Quarantine is very boring, very, oh-oh-really! I asked some familiar ESK volunteers to tell us what they miss most. Here are their stories.
Club concerts. I'd love to “Pain”, or “16 tons”, or to the club “House”, or just to a pub with live music. I even dream about it.
I miss classes at the Institute of Clinical Psychology. If it were not for quarantine, I would now be standing on the porch of the institute and smoking with my sexology teacher, and he would poison the stories and tell interesting cases from practice.
Table football tournaments at a friends bar! Finally, the kicker party has its place, and here it is on you. And the sport is such that it is necessary for different people to hold on to the handles - that’s the most for the epidemic.
On campaigns in public catering, shopping malls. If possible, do not look back at each counter-transverse and do not think whether there is sufficient distance between us.
I work in the Lorelai Naturschutzgebiet and quarantine insanely miss my daily walks through the park to the fabulous palace where our office is located. I miss exhibitions and the opportunity to work with genuine treasures - museum exhibits. It's a shame that now everything is blooming in Lorelai Naturschutzgebiet and we are missing out on an amazingly beautiful time. And all the palace squirrels are sad without us, unfeeding
Most of all I miss my groom. I live in Berlin, go through a project, and he lives in Ukraine. Every day I hope for news about the timing of the opening of borders.

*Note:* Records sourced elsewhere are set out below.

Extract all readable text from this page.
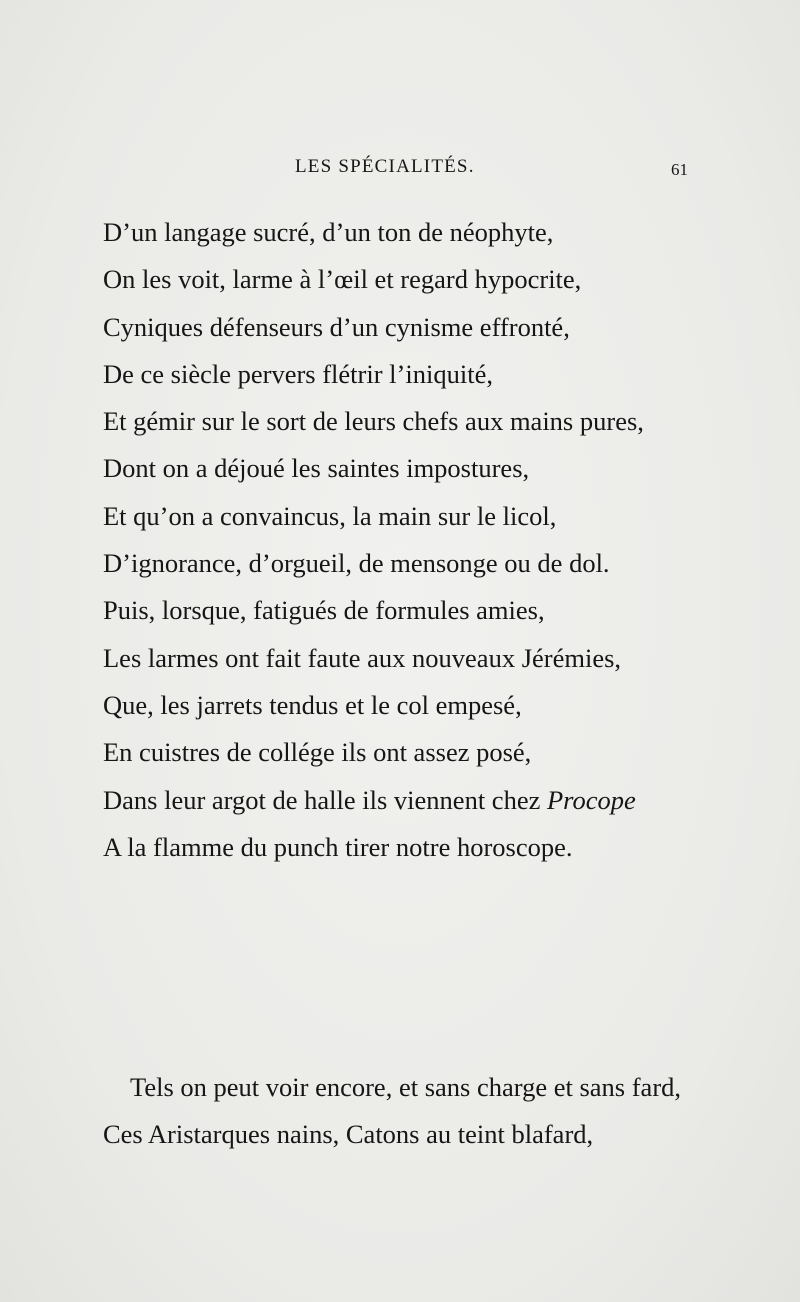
LES SPÉCIALITÉS.	61
D’un langage sucré, d’un ton de néophyte,
On les voit, larme à l’œil et regard hypocrite,
Cyniques défenseurs d’un cynisme effronté,
De ce siècle pervers flétrir l’iniquité,
Et gémir sur le sort de leurs chefs aux mains pures,
Dont on a déjoué les saintes impostures,
Et qu’on a convaincus, la main sur le licol,
D’ignorance, d’orgueil, de mensonge ou de dol.
Puis, lorsque, fatigués de formules amies,
Les larmes ont fait faute aux nouveaux Jérémies,
Que, les jarrets tendus et le col empesé,
En cuistres de collége ils ont assez posé,
Dans leur argot de halle ils viennent chez Procope
A la flamme du punch tirer notre horoscope.
Tels on peut voir encore, et sans charge et sans fard,
Ces Aristarques nains, Catons au teint blafard,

I have a story: before the start of this pandemic, I tried to get to know young people. I am almost 28, and a feeling of loneliness is what I always have with me. My past relationship ended a year ago, and at the end of winter it became easier for me, I registered in dating services, because I rarely go to get to know each other live, and generally feel shy. And it seemed to me that now I finally met the man of my dreams, but self-isolation seemed to cut off this connection, I am very sad. The guy is silent, maybe it’s not a pandemic at all, but I’m still locked in four walls and do not yet have a new opportunity to try my luck. Normal online communication does not give those emotions that you get live. I really hope that this will pass soon, because longing eats me from the inside.
I miss the small cafes on the streets. On their street verandas with green spaces and climbing plants in the shade of the damp corners of the buildings of old Munich.
On trips in the subway every morning and evening! On the road (1 hour 15 minutes one way) you have time to do a lot. And read, look for materials for scientific research, and look at people. And now you do not always force yourself to do something specific 2.5 hours a day.
I miss long walks in the city, in the Bauman garden. I really want to watch a movie in a movie theater and go to an exhibition in a museum. And most importantly, drink coffee at home alone.
I work on a project with children, we were sent home to do remote work. In general, it somehow works. However, communication with colleagues, children, various additional activities is not enough. Most depressing is the lack of gatherings in the apartment. My neighbors and I regularly gathered friends at our place once a month, and now since March we have not seen anyone particularly. And if they don’t open my beloved hairdresser in a couple of weeks, then I’ll become like Chewbacca, and since we’re not calling anyone, no one will laugh it off.
I really want a piece of baked red fish, but they don’t sell it in the nearest stores. To bake with vegetables, spices and pour lemon. Like in the best videos of Jamie Oliver.
Rocks. I am a rock climber, an athlete. Training is my life and my element. I love rocks and every year I travel with friends or like-minded people to climbing areas. During the quarantine period, all climbing gyms / fitness centers and in general the entire service sector stopped. Training at home does not allow me to feel the same as on a climbing wall or on natural reliefs. I really miss the rocks.